A Boston University fraternity is challenging community members to increase their awareness on national and global tragedies using one of the most widely read books to come out of the Holocaust.
To commemorate Yom HaShoah — Holocaust Remembrance Day — this past Monday, members of the Beta Upsilon chapter of Sigma Alpha Mu, a historically Jewish fraternity, are asking hundreds of BU community members to read Night, the 1958 memoir by Holocaust survivor and BU professor Elie Wiesel about his experiences surviving the Holocaust, before the end of the semester.
The fraternity began its efforts last night in the George Sherman Union’s Metcalf Hall, where community members read excerpts of the book to approximately 30 people, who were provided with free copies.
Sigma Alpha Mu members said they hope their initiative will make BU more aware of present political and social injustices occurring in the country and around the world.
“Night should be read by every college student and educated person, because to be familiar with Night is to be familiar with the greatest tragedy, the Holocaust,” said Steven Katz, director of the Elie Wiesel Center for Judaic Studies.
Fraternity members encouraged the audience to share their copies of the book with others after they finish, whom they will then track through email.
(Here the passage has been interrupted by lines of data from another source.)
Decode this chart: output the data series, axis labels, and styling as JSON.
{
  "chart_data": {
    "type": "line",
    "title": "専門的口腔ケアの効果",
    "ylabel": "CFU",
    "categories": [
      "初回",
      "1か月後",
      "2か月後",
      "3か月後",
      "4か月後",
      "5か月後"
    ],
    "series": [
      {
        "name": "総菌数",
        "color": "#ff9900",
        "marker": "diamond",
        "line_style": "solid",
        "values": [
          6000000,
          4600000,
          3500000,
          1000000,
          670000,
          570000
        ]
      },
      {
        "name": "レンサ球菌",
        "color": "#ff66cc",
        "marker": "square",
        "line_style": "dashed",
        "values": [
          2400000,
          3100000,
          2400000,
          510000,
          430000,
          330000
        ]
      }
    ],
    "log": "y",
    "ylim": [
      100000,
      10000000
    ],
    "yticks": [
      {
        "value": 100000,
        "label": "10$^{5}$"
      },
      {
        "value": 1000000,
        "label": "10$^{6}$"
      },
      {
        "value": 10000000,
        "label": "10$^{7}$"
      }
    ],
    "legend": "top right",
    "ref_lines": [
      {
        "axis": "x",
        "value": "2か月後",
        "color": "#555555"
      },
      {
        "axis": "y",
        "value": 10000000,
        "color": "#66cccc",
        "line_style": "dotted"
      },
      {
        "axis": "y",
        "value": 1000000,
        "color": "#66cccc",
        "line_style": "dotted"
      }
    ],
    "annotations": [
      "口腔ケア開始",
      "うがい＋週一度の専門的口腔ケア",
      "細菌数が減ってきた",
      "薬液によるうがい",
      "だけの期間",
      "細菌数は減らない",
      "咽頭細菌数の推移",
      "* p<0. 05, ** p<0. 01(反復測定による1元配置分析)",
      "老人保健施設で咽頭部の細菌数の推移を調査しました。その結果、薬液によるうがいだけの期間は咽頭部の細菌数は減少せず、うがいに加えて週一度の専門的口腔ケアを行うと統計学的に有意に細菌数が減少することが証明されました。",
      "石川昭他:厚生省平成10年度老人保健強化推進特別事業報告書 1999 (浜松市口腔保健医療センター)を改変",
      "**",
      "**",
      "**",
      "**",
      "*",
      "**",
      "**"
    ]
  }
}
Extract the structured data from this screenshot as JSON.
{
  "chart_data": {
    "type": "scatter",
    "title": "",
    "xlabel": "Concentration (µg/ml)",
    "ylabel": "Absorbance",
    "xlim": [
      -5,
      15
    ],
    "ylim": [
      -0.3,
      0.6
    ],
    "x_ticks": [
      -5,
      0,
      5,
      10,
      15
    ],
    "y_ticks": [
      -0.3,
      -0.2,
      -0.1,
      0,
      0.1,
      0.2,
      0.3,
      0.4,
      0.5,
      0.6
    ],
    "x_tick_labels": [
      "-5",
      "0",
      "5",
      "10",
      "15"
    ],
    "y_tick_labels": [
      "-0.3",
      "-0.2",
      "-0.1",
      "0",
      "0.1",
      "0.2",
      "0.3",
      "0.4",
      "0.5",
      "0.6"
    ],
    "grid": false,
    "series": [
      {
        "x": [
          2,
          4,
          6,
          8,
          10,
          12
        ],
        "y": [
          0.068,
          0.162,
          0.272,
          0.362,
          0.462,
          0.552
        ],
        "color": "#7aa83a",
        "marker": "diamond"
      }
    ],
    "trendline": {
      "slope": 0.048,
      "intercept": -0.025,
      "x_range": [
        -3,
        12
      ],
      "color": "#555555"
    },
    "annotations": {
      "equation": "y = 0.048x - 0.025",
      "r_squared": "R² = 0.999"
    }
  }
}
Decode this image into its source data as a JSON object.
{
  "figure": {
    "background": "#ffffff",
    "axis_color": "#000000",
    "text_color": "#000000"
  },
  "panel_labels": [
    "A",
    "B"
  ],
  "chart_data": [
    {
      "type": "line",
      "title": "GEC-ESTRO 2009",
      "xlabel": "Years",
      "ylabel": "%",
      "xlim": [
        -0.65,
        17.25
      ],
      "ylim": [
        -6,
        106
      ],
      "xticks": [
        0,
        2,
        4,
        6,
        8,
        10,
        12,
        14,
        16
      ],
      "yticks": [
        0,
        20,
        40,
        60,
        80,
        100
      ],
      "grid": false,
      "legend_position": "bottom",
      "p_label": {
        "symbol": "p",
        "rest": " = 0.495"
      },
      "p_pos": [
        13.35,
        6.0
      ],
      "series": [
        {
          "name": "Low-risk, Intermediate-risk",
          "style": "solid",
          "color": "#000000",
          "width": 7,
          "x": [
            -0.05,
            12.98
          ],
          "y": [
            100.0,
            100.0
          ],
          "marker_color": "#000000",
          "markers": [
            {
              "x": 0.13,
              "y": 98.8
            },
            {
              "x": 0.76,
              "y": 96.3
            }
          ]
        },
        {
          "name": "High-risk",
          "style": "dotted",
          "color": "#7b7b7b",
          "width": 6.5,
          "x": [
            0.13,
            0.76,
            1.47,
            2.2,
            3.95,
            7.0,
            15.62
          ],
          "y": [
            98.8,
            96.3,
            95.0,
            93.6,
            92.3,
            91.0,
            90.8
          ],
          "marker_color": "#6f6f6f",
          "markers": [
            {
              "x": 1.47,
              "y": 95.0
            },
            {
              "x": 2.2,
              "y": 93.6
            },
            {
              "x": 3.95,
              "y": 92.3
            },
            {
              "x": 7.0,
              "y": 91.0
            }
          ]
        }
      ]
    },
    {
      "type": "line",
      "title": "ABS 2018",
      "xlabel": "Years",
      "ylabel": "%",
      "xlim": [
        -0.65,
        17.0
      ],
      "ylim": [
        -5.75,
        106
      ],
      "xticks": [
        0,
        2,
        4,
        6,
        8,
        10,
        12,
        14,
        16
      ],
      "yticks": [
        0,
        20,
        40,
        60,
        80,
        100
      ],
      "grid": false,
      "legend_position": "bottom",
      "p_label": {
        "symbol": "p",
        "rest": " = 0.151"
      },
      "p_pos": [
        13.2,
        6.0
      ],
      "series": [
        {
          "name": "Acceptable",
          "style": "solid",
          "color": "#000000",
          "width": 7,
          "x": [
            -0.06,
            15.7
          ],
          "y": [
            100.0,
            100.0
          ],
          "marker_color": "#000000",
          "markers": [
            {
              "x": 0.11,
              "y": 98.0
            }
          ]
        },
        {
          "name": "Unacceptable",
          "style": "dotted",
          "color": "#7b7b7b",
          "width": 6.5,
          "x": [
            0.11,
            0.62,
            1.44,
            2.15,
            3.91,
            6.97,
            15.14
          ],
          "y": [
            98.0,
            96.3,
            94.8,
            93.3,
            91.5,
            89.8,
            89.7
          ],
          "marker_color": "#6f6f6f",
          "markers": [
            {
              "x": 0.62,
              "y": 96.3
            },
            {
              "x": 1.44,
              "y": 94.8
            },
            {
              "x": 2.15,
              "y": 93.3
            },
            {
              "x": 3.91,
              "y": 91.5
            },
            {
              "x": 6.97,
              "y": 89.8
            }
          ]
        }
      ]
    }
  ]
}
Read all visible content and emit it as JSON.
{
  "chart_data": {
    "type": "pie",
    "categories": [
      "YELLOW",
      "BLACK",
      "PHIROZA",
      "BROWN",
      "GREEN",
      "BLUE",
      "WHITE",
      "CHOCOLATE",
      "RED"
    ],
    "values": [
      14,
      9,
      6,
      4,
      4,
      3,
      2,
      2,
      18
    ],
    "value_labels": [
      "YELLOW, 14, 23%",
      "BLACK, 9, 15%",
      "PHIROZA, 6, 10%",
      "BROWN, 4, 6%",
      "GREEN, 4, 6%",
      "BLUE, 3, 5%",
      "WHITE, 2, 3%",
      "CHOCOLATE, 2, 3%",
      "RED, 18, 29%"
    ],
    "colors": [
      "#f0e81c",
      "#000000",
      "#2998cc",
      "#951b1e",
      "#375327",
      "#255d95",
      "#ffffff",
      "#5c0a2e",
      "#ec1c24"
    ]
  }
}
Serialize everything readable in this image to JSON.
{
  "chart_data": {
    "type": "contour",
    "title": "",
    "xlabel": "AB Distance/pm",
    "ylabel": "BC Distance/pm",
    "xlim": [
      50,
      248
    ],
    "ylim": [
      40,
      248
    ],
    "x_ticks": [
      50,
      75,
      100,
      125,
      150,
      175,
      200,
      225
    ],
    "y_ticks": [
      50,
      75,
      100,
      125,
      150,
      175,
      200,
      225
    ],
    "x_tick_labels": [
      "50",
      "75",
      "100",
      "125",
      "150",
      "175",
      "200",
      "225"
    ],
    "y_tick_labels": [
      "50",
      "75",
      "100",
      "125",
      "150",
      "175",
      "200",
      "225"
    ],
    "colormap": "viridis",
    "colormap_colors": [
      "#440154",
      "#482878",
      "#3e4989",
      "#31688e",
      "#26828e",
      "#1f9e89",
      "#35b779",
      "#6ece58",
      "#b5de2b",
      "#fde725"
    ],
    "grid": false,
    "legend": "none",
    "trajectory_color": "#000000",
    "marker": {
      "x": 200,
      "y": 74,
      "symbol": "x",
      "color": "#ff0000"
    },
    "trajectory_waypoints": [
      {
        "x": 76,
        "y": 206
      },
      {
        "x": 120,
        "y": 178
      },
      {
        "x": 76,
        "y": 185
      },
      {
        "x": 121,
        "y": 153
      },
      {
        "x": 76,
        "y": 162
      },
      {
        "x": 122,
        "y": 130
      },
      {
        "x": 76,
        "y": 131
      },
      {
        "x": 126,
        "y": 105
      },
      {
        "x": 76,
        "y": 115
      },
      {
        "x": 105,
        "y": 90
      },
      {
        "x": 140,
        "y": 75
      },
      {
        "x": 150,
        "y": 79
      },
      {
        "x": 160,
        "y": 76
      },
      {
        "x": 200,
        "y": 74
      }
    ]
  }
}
Excerpt readers included Dean of Students Kenneth Elmore, Marsh Chapel dean Robert Hill and Student Union President Brooke Feldman.
“You can learn a lot from the Holocaust,” said Sigma Alpha Mu member and event organizer Larry Tobin. “It is our responsibility to prevent future atrocities and gain tolerance.”
Some fraternity members said the reading was also a way to remember the victims of Monday’s shootings at Virginia Tech, in which professor Liviu Librescu, a Holocaust survivor, was shot and killed while blocking the gunman from entering his class so his students could escape.
“Part of today’s event is that we express concern for events of hatred and senseless violence,” said CAS junior Andrew Kahn, one of the readers. “[Librescu] tried to barricade the doors while students tried to save themselves, so we should remember him today as well as the others who lost their lives.”
Sigma Alpha Mu still has dozens of free copies of Night for interested students, Tobin said.
“We cannot begin to do other things [in] Darfur and Sudan until and unless we acknowledge all wrongs, tragedies and evils of the past and are ready to face them with honesty, because the perils are parallel to the present,” Hill said.